Wir fuhren bereits mehrere Stunden und ich war schon fast ein bisschen gelangweilt, weil sich um mich herum eine lange Straße befand, ansonsten nur Wüste. Doch auf einmal sah ich ganz weit hinten am Horizont etwas: Das sah nach einer Stadt aus. Wir kamen näher und ich merkte, dass sie nicht so klein sein konnte. Ich sah große Gebäude, die immer größer wurden, umso näher ich kam. Und längst war mir klar: Es war nicht irgendeine Stadt; es war Las Vegas!
Als wir näher kamen, wurden diese Gebäude sehr riesig, eins größer as das andere. Ich wusste, dass waren alles Hotels! Allerdings hatte ich noch nie etwas desgleichen gesehen. In diesen rieseigen Komplexen (wir waren im “Mirage” untergebracht) war es nicht einfach nur komfortabel (d. h. guter Service, ein schönes Schwimmbad, …). Jedes Hotel war wie eine eigene Stadt, meist mit einem individuellen Thema!
Deshalb war es für mich auch sehr schwierig, festzustellen, was nun das Sehenswerteste an Las Vegas ist, oder welche Show man unbedingt gesehen haben muss. Es ist eine solche Reizüberflutung mit so vielen Spielautomaten, Kasinotischen, Lichtern, Shows, Luxusgeschäften, Limusinen usw., dass ich im ersten Moment gar nicht wusste, wo ich meine ganzen Eindrücke lassen sollte, es war einfach der Wahnsinn!

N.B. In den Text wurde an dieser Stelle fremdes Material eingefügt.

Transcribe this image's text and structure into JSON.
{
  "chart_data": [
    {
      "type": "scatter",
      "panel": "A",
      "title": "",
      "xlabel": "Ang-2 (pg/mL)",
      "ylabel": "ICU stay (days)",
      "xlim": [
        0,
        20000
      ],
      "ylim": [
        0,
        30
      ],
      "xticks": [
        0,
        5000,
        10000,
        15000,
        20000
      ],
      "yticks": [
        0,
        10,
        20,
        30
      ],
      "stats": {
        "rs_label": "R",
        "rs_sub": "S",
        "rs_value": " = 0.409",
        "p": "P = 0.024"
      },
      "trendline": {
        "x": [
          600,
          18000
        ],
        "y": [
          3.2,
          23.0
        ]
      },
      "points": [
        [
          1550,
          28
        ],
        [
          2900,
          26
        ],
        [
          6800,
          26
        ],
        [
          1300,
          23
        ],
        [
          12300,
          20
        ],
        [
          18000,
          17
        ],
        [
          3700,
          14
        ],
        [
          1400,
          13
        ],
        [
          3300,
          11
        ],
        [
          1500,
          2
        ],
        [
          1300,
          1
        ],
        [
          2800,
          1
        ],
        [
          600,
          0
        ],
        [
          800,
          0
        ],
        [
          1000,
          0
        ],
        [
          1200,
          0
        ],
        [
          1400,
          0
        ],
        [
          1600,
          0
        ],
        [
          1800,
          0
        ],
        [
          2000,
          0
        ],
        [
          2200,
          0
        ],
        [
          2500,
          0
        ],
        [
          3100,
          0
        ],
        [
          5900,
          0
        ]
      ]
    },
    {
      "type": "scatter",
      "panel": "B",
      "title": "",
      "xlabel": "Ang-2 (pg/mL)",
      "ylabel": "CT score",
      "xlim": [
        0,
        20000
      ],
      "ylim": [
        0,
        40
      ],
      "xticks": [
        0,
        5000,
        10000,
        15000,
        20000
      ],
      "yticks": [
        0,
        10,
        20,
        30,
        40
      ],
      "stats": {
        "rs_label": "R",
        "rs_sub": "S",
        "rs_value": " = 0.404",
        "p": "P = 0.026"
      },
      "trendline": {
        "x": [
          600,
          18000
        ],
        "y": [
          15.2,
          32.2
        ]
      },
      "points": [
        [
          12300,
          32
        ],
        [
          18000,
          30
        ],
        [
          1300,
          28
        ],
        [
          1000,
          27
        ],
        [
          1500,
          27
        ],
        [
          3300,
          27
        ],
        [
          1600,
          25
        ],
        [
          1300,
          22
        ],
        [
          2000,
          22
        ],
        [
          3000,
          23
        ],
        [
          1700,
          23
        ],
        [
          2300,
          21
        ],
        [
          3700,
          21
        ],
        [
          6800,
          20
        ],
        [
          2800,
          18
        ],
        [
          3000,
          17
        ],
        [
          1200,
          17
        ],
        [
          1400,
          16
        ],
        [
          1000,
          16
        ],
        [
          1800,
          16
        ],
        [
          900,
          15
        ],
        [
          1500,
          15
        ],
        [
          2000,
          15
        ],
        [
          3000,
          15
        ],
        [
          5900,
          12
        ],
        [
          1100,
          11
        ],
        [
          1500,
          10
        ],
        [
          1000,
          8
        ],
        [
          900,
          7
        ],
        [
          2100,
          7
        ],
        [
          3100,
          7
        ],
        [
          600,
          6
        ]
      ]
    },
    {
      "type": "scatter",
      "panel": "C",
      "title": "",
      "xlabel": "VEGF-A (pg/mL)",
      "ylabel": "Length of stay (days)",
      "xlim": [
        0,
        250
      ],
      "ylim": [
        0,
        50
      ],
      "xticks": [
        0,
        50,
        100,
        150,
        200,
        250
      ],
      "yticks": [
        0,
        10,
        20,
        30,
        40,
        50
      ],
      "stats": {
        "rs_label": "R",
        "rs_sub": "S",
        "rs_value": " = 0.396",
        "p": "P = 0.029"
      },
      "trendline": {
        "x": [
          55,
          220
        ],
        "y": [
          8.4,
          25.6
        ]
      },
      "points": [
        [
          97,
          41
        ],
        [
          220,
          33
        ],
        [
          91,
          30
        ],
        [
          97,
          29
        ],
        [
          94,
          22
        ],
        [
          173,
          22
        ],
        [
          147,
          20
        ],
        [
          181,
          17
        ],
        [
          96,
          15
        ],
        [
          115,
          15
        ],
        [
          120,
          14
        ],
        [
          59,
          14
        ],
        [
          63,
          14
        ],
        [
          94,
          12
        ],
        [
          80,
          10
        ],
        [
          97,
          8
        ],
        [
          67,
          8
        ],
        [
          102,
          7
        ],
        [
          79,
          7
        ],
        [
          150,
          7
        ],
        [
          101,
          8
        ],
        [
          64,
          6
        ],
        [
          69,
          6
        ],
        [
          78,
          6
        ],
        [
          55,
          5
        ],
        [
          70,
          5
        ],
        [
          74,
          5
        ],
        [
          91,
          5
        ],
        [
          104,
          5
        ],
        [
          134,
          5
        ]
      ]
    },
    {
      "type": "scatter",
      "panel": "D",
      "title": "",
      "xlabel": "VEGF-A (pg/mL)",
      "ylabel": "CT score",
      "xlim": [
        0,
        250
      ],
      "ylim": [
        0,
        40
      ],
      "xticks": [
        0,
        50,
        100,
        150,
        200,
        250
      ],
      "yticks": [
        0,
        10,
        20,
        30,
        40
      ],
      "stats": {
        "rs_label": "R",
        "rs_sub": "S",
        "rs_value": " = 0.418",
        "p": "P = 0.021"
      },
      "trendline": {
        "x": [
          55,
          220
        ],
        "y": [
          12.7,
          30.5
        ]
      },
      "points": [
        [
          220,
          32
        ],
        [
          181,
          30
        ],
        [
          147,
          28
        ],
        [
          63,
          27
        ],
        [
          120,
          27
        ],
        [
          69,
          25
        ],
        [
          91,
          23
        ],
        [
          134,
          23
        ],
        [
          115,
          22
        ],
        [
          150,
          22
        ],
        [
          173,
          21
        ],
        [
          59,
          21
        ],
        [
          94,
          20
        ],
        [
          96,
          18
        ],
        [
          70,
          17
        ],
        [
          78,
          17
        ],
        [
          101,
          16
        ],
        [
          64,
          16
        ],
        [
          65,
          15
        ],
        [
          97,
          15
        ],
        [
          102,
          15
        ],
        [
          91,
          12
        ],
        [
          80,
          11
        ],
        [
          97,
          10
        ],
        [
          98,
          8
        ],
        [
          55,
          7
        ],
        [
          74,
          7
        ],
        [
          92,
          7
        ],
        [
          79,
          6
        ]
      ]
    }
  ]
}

Und deshalb denke ich, dass Las Vegas nur eine Attraktion hat: Sich selbst!
Trotzden möchte ich von diesen vielen Impressionen natürlich ein paar hervorheben, um zu verdeutlichen, wie Las Vegas tickt:
- Das Las Vegas Schild: Das in der ganzen Welt bekannte “Welcome to Fabulous Las Vegas”-Schild, am einen Ende der “Las Vegas Boulevard” gibt es schon seit 1959; trotzdem wurde nie rechtlich geschützt, weshalb es sich in jedem Souvenirshop in allen möglichen Verkaufsformen wiederfindet. Täglich lassen sich etliche Touristen davor ablichten, um zu beweisen, dass sie schon da waren: im “fabulous” (=fabelhaften) Las Vegas!
- “Venetian”: Venedig in Las Vegas: Viele bekannte Dinge, wie der Campanile und die Rialto-Brücke wurden so exakt, nur etwas kleiner nachgebaut. Es ist ein wirklich riesiges Hotel, dass noch vieles mehr zu bieten hat als eine zum verwechseln ähnliche Landschaft…
- “Luxor”: Es ist eine 30-stöckige Pyramide, die einen überdachten Wasserpark, eine Zeitreise durch Ägypten, eine anrührende Ausstellung über den Untergang der „Titanic“ uvm. beinhaltet.
- “Ceasar`s Palaxe”: Dieses Hotel soll einen römischen Palast darstellen, welcher allerlei Statuen und Wasserspiele zeigt. Außerdem gibt es noch einen Unterhaltungspalast, in dem bekannte Pop-Stars auftreten, und die Caesar`s Forum Shops mit 160 Boutiquen.
- “New York New York”: Die Kopie des Originals: Die nachgebaute Kulisse zeigt mitunter die Freiheitsstatue, die Brooklyn Bridge und die populäre Skyline (u. a. mit dem Empire State Bilduing).
…
Man kann also behaupten, in der Wüste Nevadas mit ein paar Minuten Fußmarsch mehrere, weit von einander entfernte Länder sehen zu können. Zumindest sind die verschiedenen Städte, Länder etc. sehr akkurat nachgebaut worden. Trotzdem: Dieses Gebiet ist und bleibt ein Traumland, in dem ich zwar glücklicherweise ein paar Tage verbringen durfte und für einen gewissen Moment einen riesigen Hype genossen habe, in dem es sich aber meiner Meinung nach keinesfalls langfristig, lebenswert leben lässt, da es so immens der Realität wegläuft, dass man auf Dauer womöglich selbst wahnsinnig wird!